アンフィトリオンにモリエールが重なる。 Amphitryon

 若く美しい妻アルクメネーをかえりみず戦争に旅立つアンフィトリオン。人間になりたいという欲望にかられる天の神ジュピターは、留守をいいことにアンフィトリオンに化けアルクメネーを誘惑する。アンフィトリオンの下僕ソジも、神マーキュリーにその座を奪われてしまう。戦いに勝って家に戻ったアンフィトリオンとソジの前に扉は固く閉ざされ、妻を寝取られたアンフィトリオンの心は苦悩で締めつけられる。
 ギリシア神話の登場人物たちが喜劇を演じ、自信を喪失して悩むアンフィトリオンには『タルチュフ』の失敗後にこの戯曲の筆をとったモリエールの姿が重なっている。
 歌舞伎の花道を思わせるようなユニークな舞台美術は観客に臨場感を与え、台詞の難解さ (古典フランス語) も何のその、万人が楽しめる舞台になっている。演出はマルセル・マレシャルで、息子のマチアス (なかなかの美男) と共演。(海)
*Rond-Point : 2bis av.

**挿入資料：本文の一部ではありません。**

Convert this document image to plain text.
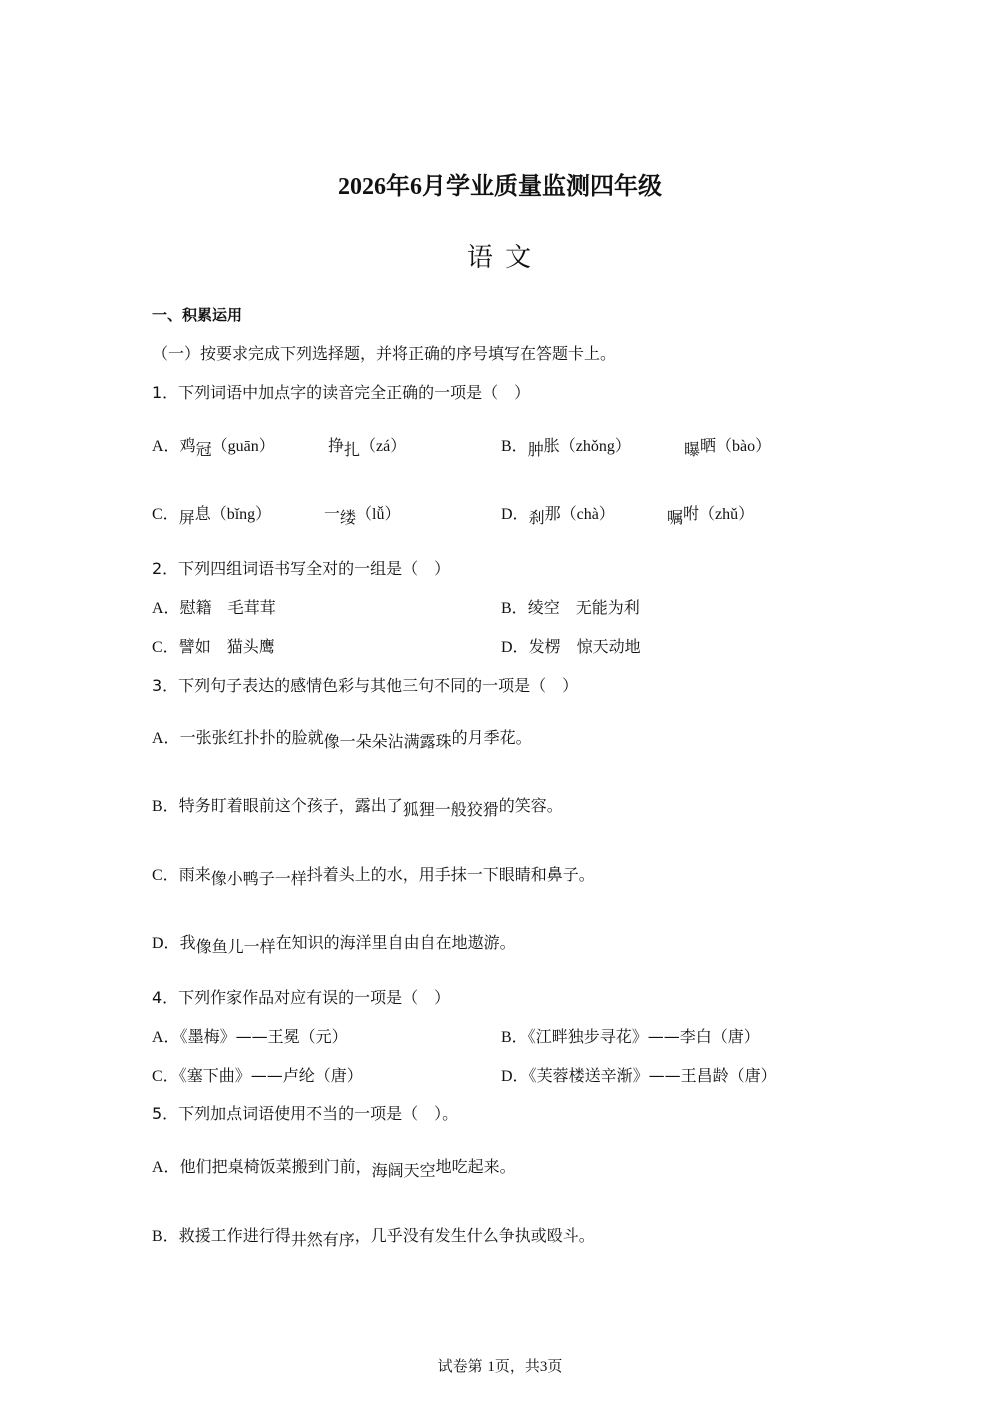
2026年6月学业质量监测四年级
语 文
一、积累运用
（一）按要求完成下列选择题，并将正确的序号填写在答题卡上。
1．下列词语中加点字的读音完全正确的一项是（　）
A．鸡冠（guān）	挣扎（zá）	B．肿胀（zhǒng）	曝晒（bào）
C．屏息（bǐng）	一缕（lǚ）	D．刹那（chà）	嘱咐（zhǔ）
2．下列四组词语书写全对的一组是（　）
A．慰籍　毛茸茸	B．绫空　无能为利
C．譬如　猫头鹰	D．发楞　惊天动地
3．下列句子表达的感情色彩与其他三句不同的一项是（　）
A．一张张红扑扑的脸就像一朵朵沾满露珠的月季花。
B．特务盯着眼前这个孩子，露出了狐狸一般狡猾的笑容。
C．雨来像小鸭子一样抖着头上的水，用手抹一下眼睛和鼻子。
D．我像鱼儿一样在知识的海洋里自由自在地遨游。
4．下列作家作品对应有误的一项是（　）
A．《墨梅》——王冕（元）	B．《江畔独步寻花》——李白（唐）
C．《塞下曲》——卢纶（唐）	D．《芙蓉楼送辛渐》——王昌龄（唐）
5．下列加点词语使用不当的一项是（　）。
A．他们把桌椅饭菜搬到门前，海阔天空地吃起来。
B．救援工作进行得井然有序，几乎没有发生什么争执或殴斗。
试卷第 1页，共3页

Franklin Roosevelt 8e 01.4495.9810 火木金土 / 20h30
4/26まで (水19h30 日15h) 80~180F

● LE NOUVEAU TESTAMENT
 自殺したと勘違いされた医者。その妻と友人たちが、遺言状を開けてしまう。医者の過去の不倫、隠し子、妻の不倫など、そこには多くの秘密が暴かれていた。
 映画監督でもあったサシャ・ギトリの喜劇。熟年夫婦の倦怠、浮気への誘惑など微妙な心理描写が軽快なリズムで描かれる。演出と主演を兼任する J・L・コシェはブールヴァール劇の大ベテラン。
*Le Nouveau Theatre de Mouffetard :
73 rue Mouffetard 5e 01.4331.1199
5/3まで (火−土20h45 日15h30) 90/130F
●ASHES TO ASHES
劇作家ハロルド・ピンターが初めてパリで演出。主演はL・ウィルソンとC・ボワソン。5/17迄 Rond-Point
● LA TEMPETE
プロスペロー役のシモン・アインが素晴らしい演技を見せる。凝った舞台美術はさすがコメディーフランセーズと感心。
2 rue Richelieu 2e 01.4458.1515 5月末迄

ダンス
●岩名雅記とピア・カラスプロ

オスカー・ワイルドのテキストをベースに「ヨカナーン・虚無の強度」を踊る岩名。年老いた後日のサロメがヨカナーンの首を手に懐旧にふける。フィンランドの舞踏家カラスポロは、寡黙にして不動の樹木に霊感を受けながら生の歓びをおどる。音楽は、やはりフィンランド人のヨルマ・タピオ。